For this project, I implemented:
- Removal: Names, addresses, contact details, Medicare numbers deleted entirely
- Generalization: Exact dates converted to year-quarter, ages grouped into ranges, postcodes truncated to state-level
- Pseudonymization: A consistent hash of the original patient ID, so researchers could track the same patient across records without knowing who they are
The generalization rules were based on guidance from the OAIC (Office of the Australian Information Commissioner). The goal is k-anonymity - any given combination of quasi-identifiers should match at least k individuals in the dataset.
The de-identified records went into a separate database. Access required ethics approval and was logged for audit purposes. Researchers could query aggregates and anonymized individual records, but never see the raw data.

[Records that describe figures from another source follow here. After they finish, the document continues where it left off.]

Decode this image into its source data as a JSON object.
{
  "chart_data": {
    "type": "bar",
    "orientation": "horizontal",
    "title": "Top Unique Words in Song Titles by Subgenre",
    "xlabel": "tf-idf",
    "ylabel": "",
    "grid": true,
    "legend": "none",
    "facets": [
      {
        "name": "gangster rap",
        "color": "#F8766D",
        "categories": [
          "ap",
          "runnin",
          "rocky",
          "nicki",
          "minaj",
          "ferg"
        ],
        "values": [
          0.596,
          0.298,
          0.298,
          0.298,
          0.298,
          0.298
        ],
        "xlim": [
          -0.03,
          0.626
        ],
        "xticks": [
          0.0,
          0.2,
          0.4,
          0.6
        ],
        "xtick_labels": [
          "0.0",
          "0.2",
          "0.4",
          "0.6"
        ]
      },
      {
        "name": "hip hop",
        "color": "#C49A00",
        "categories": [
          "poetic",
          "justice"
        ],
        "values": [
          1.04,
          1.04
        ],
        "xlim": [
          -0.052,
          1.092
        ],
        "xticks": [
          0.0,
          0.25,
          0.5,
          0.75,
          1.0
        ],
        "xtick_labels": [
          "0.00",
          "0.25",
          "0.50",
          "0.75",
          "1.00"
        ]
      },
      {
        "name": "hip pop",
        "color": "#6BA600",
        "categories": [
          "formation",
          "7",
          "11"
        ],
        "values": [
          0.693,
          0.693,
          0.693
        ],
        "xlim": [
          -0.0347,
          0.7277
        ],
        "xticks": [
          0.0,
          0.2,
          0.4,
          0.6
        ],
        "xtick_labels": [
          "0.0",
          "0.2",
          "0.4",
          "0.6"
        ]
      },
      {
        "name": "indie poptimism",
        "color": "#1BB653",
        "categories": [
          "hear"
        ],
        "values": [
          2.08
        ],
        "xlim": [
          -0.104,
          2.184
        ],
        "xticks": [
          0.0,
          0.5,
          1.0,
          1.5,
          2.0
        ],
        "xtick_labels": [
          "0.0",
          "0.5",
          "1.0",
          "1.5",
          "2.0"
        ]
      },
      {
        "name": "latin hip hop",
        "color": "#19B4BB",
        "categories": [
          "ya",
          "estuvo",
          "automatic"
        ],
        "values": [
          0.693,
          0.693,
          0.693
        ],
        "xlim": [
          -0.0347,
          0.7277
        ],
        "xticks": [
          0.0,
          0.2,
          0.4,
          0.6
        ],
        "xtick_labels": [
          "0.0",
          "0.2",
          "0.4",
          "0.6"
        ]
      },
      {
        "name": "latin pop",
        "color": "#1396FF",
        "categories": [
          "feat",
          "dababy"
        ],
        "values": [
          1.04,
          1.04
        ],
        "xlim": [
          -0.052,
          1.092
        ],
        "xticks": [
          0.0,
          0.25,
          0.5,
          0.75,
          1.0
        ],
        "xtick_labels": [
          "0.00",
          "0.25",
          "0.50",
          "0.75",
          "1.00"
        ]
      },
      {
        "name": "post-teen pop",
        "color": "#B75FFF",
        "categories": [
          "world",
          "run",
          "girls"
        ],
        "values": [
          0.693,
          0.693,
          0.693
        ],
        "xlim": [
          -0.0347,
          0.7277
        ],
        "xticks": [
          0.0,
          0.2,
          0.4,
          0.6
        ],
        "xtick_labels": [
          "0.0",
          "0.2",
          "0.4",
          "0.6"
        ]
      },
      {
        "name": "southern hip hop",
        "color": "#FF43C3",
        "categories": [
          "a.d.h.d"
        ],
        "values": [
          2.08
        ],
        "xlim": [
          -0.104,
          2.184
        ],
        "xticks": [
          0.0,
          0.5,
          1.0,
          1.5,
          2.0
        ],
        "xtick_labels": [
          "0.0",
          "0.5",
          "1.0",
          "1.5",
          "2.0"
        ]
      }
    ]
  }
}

Automating the Whole Thing
The pipeline runs as a scheduled job:
- Sync new records from the patient management API
- Download and parse any new PDFs
- Store structured data in the main database
- Run de-identification and populate the research database
- Check if it’s report day; if so, generate and email the director’s summary
I used simple file-based state tracking to avoid reprocessing the same PDFs. Each run checks what’s new since the last successful sync.
Error handling was important here. Healthcare data can’t just disappear into a failed job. If PDF parsing fails on a specific document, the system logs it, marks that record as requiring manual review, and continues with the rest. The director’s report includes a count of any records that failed processing.
What Made This Work
The biggest win was removing manual work. Tasks that took hours now happen automatically. The director gets better information because the reports are consistent and timely. The research database grows continuously instead of requiring periodic manual exports.
The language switch was frustrating but correct. I lost a day rewriting what I’d built in Go, but gained it back quickly by having libraries that actually worked. It’s a good reminder that ecosystem matters as much as language features.
Healthcare data work requires thinking carefully about privacy at every step. It’s not something you bolt on at the end - the de-identification logic influenced how I structured the data from the start, which fields I kept, and how the databases were segmented.